Toplumların gerçeklerini kimi zaman mizah, kimi zaman dram kullanarak, kendisine gösteren en önemli sanat kollarından biridir tiyatro... Aslında bu dala bakış, ülkelerin fikir özgürlüğünden hoşgörüye kadar insan olma kavramına ne kadar duyarlı olup olmadığını gösterir.
27 Mart Dünya Tiyatrolar Günü... Bu gerçekten yola çıkarak ülkemizin fotoğrafına bakmak gerekiyor. İsmail Dümbüllü’nün Devekuşu Kabare’nin ülkesinden bugüne geldiğimizde, oyunların kategorize edildiği, tek tipleştiği, tiyatrocuların her şeye rağmen oyun koyduğu bir resim, adeta ülkemizin de özeti gibi.
Operadan baleye, tiyatrodan heykele ‘parasını ben veriyorsam, benim istemediğim şeyi yapması mantıklı mı’ düzeysizliğinin, bizzat yetkililer tarafından dile getirildiği bir ülkenin tam orta yerinde, neden ucuzlaştığımızın cevabını aramamızdan daha mantıksız bir şey olabilir mi?
Aslında mesele kavramların birbirine girmesiyle içinden çıkılmaz noktaya geldi. Zeki Müren’in de Nihat Doğan’ın da, sanatçı (!) olarak adlandırıldığı bir toplumda neyi nereye koyacağız? Bir şarkıcının dinleyicisinin olmasıyla, bu işi sanatsal bir ustalık içinde, doğruyu, güzeli amaçlayarak yapıp yapmadığı ayrı şeylerdir.

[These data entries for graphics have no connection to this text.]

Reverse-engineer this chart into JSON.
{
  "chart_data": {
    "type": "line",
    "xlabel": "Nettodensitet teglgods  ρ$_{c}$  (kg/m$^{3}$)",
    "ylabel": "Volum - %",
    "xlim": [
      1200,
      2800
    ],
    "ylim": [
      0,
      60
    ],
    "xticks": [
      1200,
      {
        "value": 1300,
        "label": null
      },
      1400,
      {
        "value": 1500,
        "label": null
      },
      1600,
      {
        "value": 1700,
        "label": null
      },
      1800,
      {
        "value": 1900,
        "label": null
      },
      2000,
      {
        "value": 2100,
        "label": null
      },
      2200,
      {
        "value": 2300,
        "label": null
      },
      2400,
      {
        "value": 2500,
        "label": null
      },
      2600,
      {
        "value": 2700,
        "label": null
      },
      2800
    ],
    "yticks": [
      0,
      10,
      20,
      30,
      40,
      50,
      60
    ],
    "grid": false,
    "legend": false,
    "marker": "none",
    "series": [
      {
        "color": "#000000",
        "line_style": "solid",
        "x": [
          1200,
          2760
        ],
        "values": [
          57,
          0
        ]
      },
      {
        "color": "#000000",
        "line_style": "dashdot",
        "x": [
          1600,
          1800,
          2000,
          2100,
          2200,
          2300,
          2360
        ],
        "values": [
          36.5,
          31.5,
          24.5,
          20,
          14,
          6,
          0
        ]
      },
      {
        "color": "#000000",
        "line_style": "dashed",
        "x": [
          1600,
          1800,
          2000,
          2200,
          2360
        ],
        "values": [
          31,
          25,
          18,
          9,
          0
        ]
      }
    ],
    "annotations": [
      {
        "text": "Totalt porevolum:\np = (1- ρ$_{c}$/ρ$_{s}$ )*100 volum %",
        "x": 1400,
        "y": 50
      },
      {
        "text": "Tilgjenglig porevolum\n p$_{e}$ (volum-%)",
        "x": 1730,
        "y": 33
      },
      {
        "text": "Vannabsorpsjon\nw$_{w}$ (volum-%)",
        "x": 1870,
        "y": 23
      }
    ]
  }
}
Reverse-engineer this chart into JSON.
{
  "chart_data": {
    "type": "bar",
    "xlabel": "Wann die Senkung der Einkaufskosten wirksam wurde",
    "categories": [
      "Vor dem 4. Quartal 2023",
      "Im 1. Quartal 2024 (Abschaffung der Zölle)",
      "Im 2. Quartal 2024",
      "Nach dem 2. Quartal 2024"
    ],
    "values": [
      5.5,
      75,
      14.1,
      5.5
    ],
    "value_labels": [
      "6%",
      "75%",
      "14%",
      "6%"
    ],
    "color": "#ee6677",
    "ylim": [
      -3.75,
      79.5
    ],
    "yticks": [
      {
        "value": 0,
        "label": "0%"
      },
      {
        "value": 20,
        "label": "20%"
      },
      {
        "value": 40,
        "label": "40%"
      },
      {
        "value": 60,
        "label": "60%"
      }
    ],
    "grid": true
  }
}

Esasen bu konuda en önemli açılımı TOBAV (Devlet Tiyatroları, Opera ve Balesi Çalışanları Dayanışma Vakfı) yapıyor. TOBAV eski Başkanı Tamer Levent ile bu konuda çok konuştuk, program yaptık.
Yılların usta, duayen ismi Levent ‘sanatçı’ diye bir meslek olmadığını her fırsatta anlatıyor. ‘Tiyatrocu, şarkıcı, oyuncu olabilir ama sanatçı yoktur, sanatı oluşturan meslekler vardır’ diyor Levent. Bu meslekleri de iyi icra edenler ya da etmeyenler vardır.
Fakat sanatın tümünün üzerinden bir felsefe, bir bakış açısını, zanaatini doğru ve hakkıyla yerine getirirken bir düşünce sistematiğini ortaya koyan kavram olduğunu anlatıyor usta oyuncu yönetmen ve TOBAV eski Başkanı... Elbette Mehmet Yılmaz başkanlığındaki yeni yönetimin de bu kavrama sahip çıktığını biliyoruz.
Çok uzun zamandır ‘sanata evet’ diye bir kavramı Türkiye’ye anlatmaya çalışıyor TOBAV... Fakat tekrar Tamer Levent ile yaptığımız programdaki vurgulara dönmek istiyorum. Sanat kavramının, Rönesans sonrası bir felsefe, bir disiplin olarak gündeme geldiğini ve net tanımlandığını söyleyen Levent, bu bakış açısının eksikliğinin hayatın her aşamasındaki sorunlarda aranması gerektiğini hatırlatıyor.
Yani esasen insanca yaşama olanağı sunulan, sanatlı bir yaklaşım eksik olan. Her meslekte işinin en iyisini, etik şartlarda, doğru bir biçimde yapmanın ifade olduğu kavramdır sanat. Görmek ile bakmak arasındaki farklılaşmayı tetikleyen unsurdur.
Bu yüzden tiyatroya da bu kavram içinde bakmak, toplumu ilerleten rolünü, ayna vazifesini, tıpkı diğer sanatsal kollarda olduğu gibi anmak gerekir.
Ar-Ge yapan, icatlar geliştiren, ilerleme kaydeden ülkelerin toplumların tamamında eğitim ve sanatın, birbirinden daha çok önem taşımadan eşdeğer bir biçimde harmanlandığını görürsünüz.
Eğer konuya buradan bakmıyorsanız ekonomiden siyasete, bilimden insani ilişkilere kadar yaşanan sorunların hiçbirini çözemezsiniz. Yani hem sanatın içine tükürüp, hem de katma değer yaratacak araştırma geliştirme sonucu ortaya çıkan ürünlerden söz edemezsiniz. Slogandan öteye gidemeyip, çözemediğimiz de ortada...
Buna rağmen yılmadan bu konuda mücadele veren tüm sanat gönüllülerini, Dünya Tiyatrolar Günü vesilesiyle saygıyla selamlıyorum.